Ada pula kekerasan dari segi psikis (diselingkuhi, didiami, dianggap tidak ada), verbal (menggunakan kata-kata kasar), ekonomi (tidak dinafkahi, uang istri diambil tanpa persetujuan), atau seksual (dipaksa berhubungan intim ketika istri sedang tidak ingin, sexual abuse), juga layak disebut KDRT.
Tapi, kenapa KDRT sampai bisa terjadi?
Kenapa pasangan yang semula—saling menyayangi—bahkan suami yang seharusnya melindungi istri malah justru berbalik menyakitinya?

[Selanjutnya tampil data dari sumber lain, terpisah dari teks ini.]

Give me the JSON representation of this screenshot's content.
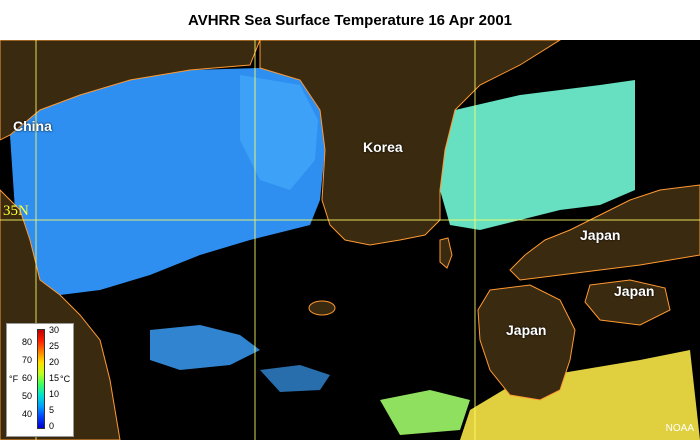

Baca Juga: Jangan Ragu, Psikolog Bisa Bantu Pecahkan Masalah Kita dan Pasangan dengan 4 Tahap Ini
LELAKI SELALU DI ATAS
Menurut Nirmala Ika K., M.Psi., psikolog dewasa yang bertindak sebagai koordinator eksekutif Yayasan Pulih, terjadinya KDRT dengan korban perempuan bisa jadi adalah buah dari budaya patriarki yang berakar di Indonesia.
Sebab, menurut Ika, patriarki yang tidak disadari sudah memberi porsi peran lebih superior pada laki-laki ketimbang perempuan.
Ini yang akan membuat laki-laki merasa terciderai posisinya apabila perempuan kemudian jauh lebih unggul.